Авторами предисловия Стефано Алоэ и Лаурой Сальмон поднимается вопрос о зависимости интерпретации наследия Достоевского от социально-политического контекста восприятия его творчества. Ими отмечено, что в 1930-е годы в Италии имели место попытки «фашистизации» Достоевского (с. 18), а «концепция Достоевского о русско-православном примате могла становиться моделью для империалистической миссии фашизма» (с. 19).

Первые главы книги написаны с привлечением широкого историко-литературного контекста 1850–1880-х годов, времени начала тесных контактов между представителями русского и еврейского культурных сообществ. Специалистов по истории русской литературы вряд ли привлекут пространные цитаты, посвященные биографии Достоевского. Но людей, желающих познакомиться с жизнеописанием автора «Бесов», связанного с евреями сложными взаимоотношениями, это должно заинтересовать. Обильный материал выстроен автором в своеобразный детектив. На каждом повороте биографии Достоевского Уральский отыскивает всевозможные парадоксы (психологические, религиозные или политические), чтобы показать, что противоречивая сущность писателя стала основой для неоднозначного восприятия евреев. Молодому филологу или культурологу полезно будет погрузиться в историю развития русского антисемитизма в XIX веке, узнать о том, как формировалась позиция Достоевского по отношению к евреям.

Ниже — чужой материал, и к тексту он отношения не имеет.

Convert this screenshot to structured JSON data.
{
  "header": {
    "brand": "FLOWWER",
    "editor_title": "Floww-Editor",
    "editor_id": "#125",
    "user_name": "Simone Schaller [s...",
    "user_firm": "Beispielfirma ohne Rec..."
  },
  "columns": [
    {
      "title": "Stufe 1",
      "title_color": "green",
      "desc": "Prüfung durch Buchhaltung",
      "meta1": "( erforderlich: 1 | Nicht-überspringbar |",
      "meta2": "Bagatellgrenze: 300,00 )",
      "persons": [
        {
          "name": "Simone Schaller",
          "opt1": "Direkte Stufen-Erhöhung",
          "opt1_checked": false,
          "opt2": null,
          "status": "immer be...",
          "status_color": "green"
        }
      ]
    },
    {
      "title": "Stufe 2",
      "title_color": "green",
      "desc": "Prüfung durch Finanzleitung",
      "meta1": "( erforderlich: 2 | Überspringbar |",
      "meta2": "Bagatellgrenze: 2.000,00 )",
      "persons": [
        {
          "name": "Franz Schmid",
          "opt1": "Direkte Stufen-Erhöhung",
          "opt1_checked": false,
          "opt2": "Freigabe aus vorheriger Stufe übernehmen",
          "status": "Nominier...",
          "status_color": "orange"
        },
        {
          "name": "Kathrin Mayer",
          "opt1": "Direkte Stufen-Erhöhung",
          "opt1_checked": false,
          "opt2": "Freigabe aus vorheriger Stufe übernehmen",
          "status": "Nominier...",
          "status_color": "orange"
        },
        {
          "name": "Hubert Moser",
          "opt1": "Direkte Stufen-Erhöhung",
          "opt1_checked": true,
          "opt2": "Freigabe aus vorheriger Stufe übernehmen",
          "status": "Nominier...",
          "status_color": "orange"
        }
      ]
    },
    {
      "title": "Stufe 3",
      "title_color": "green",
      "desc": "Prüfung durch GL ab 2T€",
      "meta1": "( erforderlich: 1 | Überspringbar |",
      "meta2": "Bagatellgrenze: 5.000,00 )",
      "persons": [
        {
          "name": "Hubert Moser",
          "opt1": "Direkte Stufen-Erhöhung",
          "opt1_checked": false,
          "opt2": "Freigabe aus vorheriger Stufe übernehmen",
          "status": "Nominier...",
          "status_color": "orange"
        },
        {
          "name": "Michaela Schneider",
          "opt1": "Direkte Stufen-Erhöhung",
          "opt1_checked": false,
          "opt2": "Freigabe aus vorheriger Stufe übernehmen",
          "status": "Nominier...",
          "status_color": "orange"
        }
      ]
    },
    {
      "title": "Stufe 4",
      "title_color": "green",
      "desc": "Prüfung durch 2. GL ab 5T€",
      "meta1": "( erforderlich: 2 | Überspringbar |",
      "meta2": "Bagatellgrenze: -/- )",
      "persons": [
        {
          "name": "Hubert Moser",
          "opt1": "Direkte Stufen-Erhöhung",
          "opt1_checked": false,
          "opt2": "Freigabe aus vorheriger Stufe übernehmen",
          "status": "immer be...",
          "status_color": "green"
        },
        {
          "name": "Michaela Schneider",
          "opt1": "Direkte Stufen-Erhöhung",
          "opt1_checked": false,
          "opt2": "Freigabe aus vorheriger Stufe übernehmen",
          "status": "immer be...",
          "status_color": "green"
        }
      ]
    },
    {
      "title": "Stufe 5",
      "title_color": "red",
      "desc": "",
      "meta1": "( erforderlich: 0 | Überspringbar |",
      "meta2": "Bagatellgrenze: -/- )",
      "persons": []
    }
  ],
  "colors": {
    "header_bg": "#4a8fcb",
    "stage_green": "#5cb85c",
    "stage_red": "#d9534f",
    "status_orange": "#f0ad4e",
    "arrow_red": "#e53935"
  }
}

Но иногда противоречивы и высказывания самого Уральского. Так, обращаясь за аргументацией своих тезисов к книге Л. Гроссмана «Путь Достоевского», написанной без малого сто лет назад, в которой автор постулирует тезис о том, что «великий мастер слова Достоевский вообще не может быть признан непогрешимым…» (с. 49), исследователь позволяет себе нелицеприятно высказаться о нынешних отечественных исследователях творчества писателя и якобы «процветающем в современной России апологетическом, лишенном даже следов критического анализа достоевсковедении» (с. 49). За многочисленными историко-литературными отступлениями не так просто рассмотреть то новое, ради чего следовало читать книгу. Иногда выясняется, что автор доверяет Гроссману и не доверяет самому Достоевскому — городскому жителю, думающему о судьбе крестьян и живущему «верой в собственные иллюзорные фантазии» (с. 58).

Одним из наиболее удачных мест книги можно назвать пятую главу «Федор Достоевский как выразитель идеологии «Blut-und-Boden» в русском «формате»». Ее идея — в установлении того, что стало общим источником для формирования позиций по еврейскому вопросу почвенника Достоевского и мыслителей-националистов Германии. Уральский утверждает: «Главные мировоззренческие коды, объединяющие русское почвенничество и «фёлькиш», — это признание превосходства (избранничества) собственного народа <…> ксенофобия и, непременно (sic!), ярый антисемитизм» (с. 418). Мировоззрение русского писателя в этом аспекте признается зависящим от германской истории идей: «…националистическое мировоззрение Достоевского произрастает из германской почвы…» (с. 419). Предметом исследовательской рефлексии автора книги становятся записи Достоевского, сделанные в «Дневнике писателя», а также наброски к роману «Бесы». Уральский показывает сложные метаморфозы идей русского писателя в Европе XX века, в частности: как немецкий историк культуры Артур Меллер ван ден Брук под воздействием Достоевского написал книгу «Третий рейх», в которой мечтал о «сакральном центре мира и храме для обожествленного народа» (с. 445), а главный нацистский идеолог Альфред Розенберг восхищался диагностическими способностями и психологизмом Достоевского, нарисовавшего «картину кризиса Новейшей истории» (с. 447).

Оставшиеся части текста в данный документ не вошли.